Moelis & Company LLC, J.P. Morgan Securities and Raine Securities acted as financial advisor and fairness opinion provider to WWE. Justin Hamill, Michael Anastasio, Jonathan Solomon, Ian Nussbaum, Rick Offsay, and Morgan Brubaker, Marc Jaffe and Benjamin Cohen, Joshua Tinkelman, Reza Mojtabaee-Zamani, Seniz Yakut, Alan Kimball, Austin Ozawa and Erin Murphy of Latham & Watkins acted as legal advisor to Endeavor. Jonathan Davis, P.C., Scott A. Barshay, Kyle T. Seifried of Paul, Weiss, Rifkind, Wharton & Garrison acted as legal advisor to World Wrestling Entertainment. Morgan Stanley & Co. LLC and Goldman Sachs & Co. acted as financial advisors to Endeavor.
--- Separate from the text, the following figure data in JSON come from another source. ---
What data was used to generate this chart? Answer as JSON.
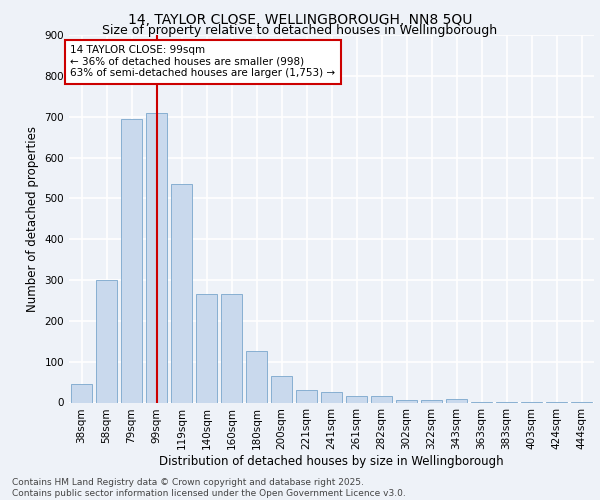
{
  "title1": "14, TAYLOR CLOSE, WELLINGBOROUGH, NN8 5QU",
  "title2": "Size of property relative to detached houses in Wellingborough",
  "xlabel": "Distribution of detached houses by size in Wellingborough",
  "ylabel": "Number of detached properties",
  "categories": [
    "38sqm",
    "58sqm",
    "79sqm",
    "99sqm",
    "119sqm",
    "140sqm",
    "160sqm",
    "180sqm",
    "200sqm",
    "221sqm",
    "241sqm",
    "261sqm",
    "282sqm",
    "302sqm",
    "322sqm",
    "343sqm",
    "363sqm",
    "383sqm",
    "403sqm",
    "424sqm",
    "444sqm"
  ],
  "values": [
    45,
    300,
    695,
    710,
    535,
    265,
    265,
    125,
    65,
    30,
    25,
    15,
    15,
    5,
    5,
    8,
    2,
    1,
    1,
    1,
    1
  ],
  "bar_color": "#c9d9ed",
  "bar_edge_color": "#7aa6cc",
  "subject_line_color": "#cc0000",
  "annotation_line1": "14 TAYLOR CLOSE: 99sqm",
  "annotation_line2": "← 36% of detached houses are smaller (998)",
  "annotation_line3": "63% of semi-detached houses are larger (1,753) →",
  "annotation_box_color": "#ffffff",
  "annotation_box_edge": "#cc0000",
  "background_color": "#eef2f8",
  "grid_color": "#ffffff",
  "ylim": [
    0,
    900
  ],
  "yticks": [
    0,
    100,
    200,
    300,
    400,
    500,
    600,
    700,
    800,
    900
  ],
  "footer": "Contains HM Land Registry data © Crown copyright and database right 2025.\nContains public sector information licensed under the Open Government Licence v3.0.",
  "title1_fontsize": 10,
  "title2_fontsize": 9,
  "xlabel_fontsize": 8.5,
  "ylabel_fontsize": 8.5,
  "tick_fontsize": 7.5,
  "annotation_fontsize": 7.5,
  "footer_fontsize": 6.5
}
Edward J. Lee, Jonathan L. Davis, Chelsea N. Darnell, Shaun J. Mathew, Jimin He, Evan Johnson, Sumer Marquette, Alex Adamis, Arjun Karthikeyan, Dean S. Shulman, Vivek Ratnam, Sandra C. Goldstein, Stefan Atkinson, Haley S. Stern, Scott D. Price, Jack Stratton, Katherine C. Nemeth, Andrea Agathoklis Murino, Matthew S. Wheatley, Paula Riedel, Joshua N. Korff, Jack Coles, Jean Y. Hyun, Jennifer L. Lee,  Lucy Mahon, Michelle Kilkenney, Carolyn L. Aiken, Claire Rokita, Seth Traxler, Matthew S. Lovell, Bijan Motiwalla; Ben Kovach and Jeffrey J. Seroogy of Kirkland & Ellis LLP acted as legal advisors to Vincent McMahon. Stephen Amdur, Ari M. Berman, David Oliwenstein, Stanton D. Wong and Nate Cartmell of Pillsbury is representing Raine Group.

Zuffa, LLC completed the acquisition of World Wrestling Entertainment, Inc. (NYSE:WWE) from Vincent McMahon on September 12, 2023.